Read A CSV From Standard Input (stdin)

Problem

You need to read and work with CSV data that is streaming into stdin.

Solution

Leverage DuckDB’s build-in methods for working with data from stdin.

Discussion

There are times when you don’t feel like taking the extra step make a temporary file associated with a running shell command process just to get access to the output from said command. One example might be analyzing various aspects of Git history.

We can take advantage of DuckDB’s ability to read from stdin to avoid creating unnecessary cruft.

Let’s see who are the top authors of Git commits to RStudio’s IDE (what, you don’t keep an up-to-date fork/clone of RStudio lying around?):

cd ~/Development/clones/rstudio
git pull > /dev/null # get the latest commits
git log --pretty=format:%as,%an | \
  duckdb -c "
FROM read_csv('/dev/stdin', columns = { 
  'day': 'DATE',
  'author': 'VARCHAR'
})
SELECT 
  author, 
  COUNT(*) AS n_commits
GROUP BY 1
ORDER BY 2 DESC
"
┌─────────────────────┬───────────┐
│       author        │ n_commits │
│       varchar       │   int64   │
├─────────────────────┼───────────┤
│ JJ Allaire          │     12302 │
│ Kevin Ushey         │      7196 │
│ Jonathan McPherson  │      5551 │
│ Gary Ritchie        │      2649 │
│ Gary                │      1863 │
│ Javier Luraschi     │      1848 │
│ Jonathan            │      1598 │
│ Joe Cheng           │      1568 │
│ Maria Semple        │       907 │
│ melissa-barca       │       698 │
│ Charles Teague      │       666 │
│ karl@rstudio.com    │       477 │
│ Matheus Tavares     │       299 │
│ Jackie Gutman       │       291 │
│ Tim Mok             │       288 │
│ Jeff Vroom          │       273 │
│ Karl Feinauer       │       270 │
│ Melissa Barca       │       240 │
│ Jacqueline Gutman   │       212 │
│ Romain François     │       186 │
│     ·               │         · │
│     ·               │         · │
│     ·               │         · │
│ Adam Majer          │         1 │
│ Jacob Munro         │         1 │
│ Tracy Teal          │         1 │
│ rhinopotamus        │         1 │
│ Christophe Dervieux │         1 │
│ XiangyunHuang       │         1 │
│ giuseppec           │         1 │
│ Jon Harker          │         1 │
│ Thomas Themel       │         1 │
│ Jari Karppinen      │         1 │
│ fishgal64           │         1 │
│ Fredric Johansson   │         1 │
│ AWS Admin           │         1 │
│ Gábor Csárdi        │         1 │
│ David               │         1 │
│ ej                  │         1 │
│ Carl A. B. Pearson  │         1 │
│ pjd                 │         1 │
│ Sainath Adapa       │         1 │
│ Christian Brueffer  │         1 │
├─────────────────────┴───────────┤
│ 195 rows (40 shown)   2 columns │
└─────────────────────────────────┘

By having this data in a SQL context, we can ask questions that require some wrangling or use of many tools in other contexts. Like, Who is the top author this month?

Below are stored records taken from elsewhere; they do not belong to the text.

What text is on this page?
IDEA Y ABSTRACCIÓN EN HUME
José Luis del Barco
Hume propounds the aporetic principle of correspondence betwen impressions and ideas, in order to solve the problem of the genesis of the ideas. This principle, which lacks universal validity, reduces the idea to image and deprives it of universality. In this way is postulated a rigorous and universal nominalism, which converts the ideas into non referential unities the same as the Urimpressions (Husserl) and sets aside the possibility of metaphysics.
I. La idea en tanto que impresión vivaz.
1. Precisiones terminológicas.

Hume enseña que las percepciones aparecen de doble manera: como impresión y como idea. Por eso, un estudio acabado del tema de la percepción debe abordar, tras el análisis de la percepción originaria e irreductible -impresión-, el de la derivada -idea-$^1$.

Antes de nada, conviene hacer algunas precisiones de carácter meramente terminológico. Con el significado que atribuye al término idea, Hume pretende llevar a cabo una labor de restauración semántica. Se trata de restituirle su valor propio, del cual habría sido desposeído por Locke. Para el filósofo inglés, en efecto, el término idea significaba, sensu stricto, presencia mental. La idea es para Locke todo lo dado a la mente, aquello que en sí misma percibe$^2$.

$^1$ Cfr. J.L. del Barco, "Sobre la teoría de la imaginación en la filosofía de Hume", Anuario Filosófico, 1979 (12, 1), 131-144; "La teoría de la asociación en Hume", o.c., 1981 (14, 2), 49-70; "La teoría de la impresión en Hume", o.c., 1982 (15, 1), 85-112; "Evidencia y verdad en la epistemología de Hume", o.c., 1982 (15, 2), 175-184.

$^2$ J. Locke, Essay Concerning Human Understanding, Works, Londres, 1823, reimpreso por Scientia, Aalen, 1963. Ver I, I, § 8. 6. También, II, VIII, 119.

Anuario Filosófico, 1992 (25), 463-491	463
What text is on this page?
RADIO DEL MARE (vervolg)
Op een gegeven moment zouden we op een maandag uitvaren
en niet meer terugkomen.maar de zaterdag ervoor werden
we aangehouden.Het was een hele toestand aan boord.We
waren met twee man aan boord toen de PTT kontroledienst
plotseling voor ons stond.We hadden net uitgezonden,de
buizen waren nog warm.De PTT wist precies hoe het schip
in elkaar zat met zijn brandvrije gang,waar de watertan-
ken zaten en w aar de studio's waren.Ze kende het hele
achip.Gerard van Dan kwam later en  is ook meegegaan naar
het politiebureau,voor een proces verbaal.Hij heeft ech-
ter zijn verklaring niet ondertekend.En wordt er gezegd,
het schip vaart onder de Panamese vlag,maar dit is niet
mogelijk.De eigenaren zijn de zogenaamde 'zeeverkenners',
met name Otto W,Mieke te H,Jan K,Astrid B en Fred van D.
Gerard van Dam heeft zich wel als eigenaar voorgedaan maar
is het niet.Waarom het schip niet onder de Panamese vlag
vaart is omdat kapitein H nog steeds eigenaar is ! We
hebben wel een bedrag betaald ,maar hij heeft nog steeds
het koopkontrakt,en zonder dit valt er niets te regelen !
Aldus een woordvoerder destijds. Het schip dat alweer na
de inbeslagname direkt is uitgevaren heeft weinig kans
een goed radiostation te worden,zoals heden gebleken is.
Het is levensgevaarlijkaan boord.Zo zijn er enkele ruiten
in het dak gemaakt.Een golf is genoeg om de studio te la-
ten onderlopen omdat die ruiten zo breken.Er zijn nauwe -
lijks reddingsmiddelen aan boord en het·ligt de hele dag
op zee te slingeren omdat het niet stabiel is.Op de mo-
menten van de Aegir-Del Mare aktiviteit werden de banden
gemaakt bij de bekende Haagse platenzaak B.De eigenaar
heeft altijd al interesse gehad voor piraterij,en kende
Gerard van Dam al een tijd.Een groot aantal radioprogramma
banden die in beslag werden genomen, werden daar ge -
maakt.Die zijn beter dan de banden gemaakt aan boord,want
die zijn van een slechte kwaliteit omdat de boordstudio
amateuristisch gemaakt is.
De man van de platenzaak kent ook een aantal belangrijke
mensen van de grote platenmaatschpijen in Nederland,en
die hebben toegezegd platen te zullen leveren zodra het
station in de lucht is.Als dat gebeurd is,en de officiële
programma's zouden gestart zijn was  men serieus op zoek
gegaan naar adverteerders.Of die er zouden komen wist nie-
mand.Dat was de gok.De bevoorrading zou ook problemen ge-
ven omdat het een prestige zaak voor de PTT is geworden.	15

cd ~/Development/clones/rstudio
git pull > /dev/null # get the latest commits
git log --pretty=format:%as,%an | \
  duckdb -markdown -c "
FROM read_csv('/dev/stdin', 
  auto_detect = false, 
  columns = { 
    'day': 'DATE',
    'author': 'VARCHAR'
  }
)
SELECT
  strftime(date_trunc('month', day), '%Y %B') AS month,  
  author,
  COUNT(*) AS n_commits_this_month
WHERE
  date_trunc('month', day) = date_trunc('month', now()::DATE)
GROUP BY 1, 2
ORDER BY 3 DESC
"
month author n_commits_this_month
2024 March Kevin Ushey 50
2024 March Gary Ritchie 41
2024 March olivroy 16
2024 March Zach Hannum 4
2024 March GCRev 4
2024 March Ashley Henry 4
2024 March Graham Held 3
2024 March Tim Mok 1
2024 March Melissa Barca 1
2024 March petetronic 1
2024 March Mervin Fansler 1
2024 March Pete 1
2024 March Adam Foryś 1

Remember, you can always use tee to store a copy of the data you’re piping into DuckDB if you think you’ll need to reprocess it, especially if generating the CSV is resource intensive.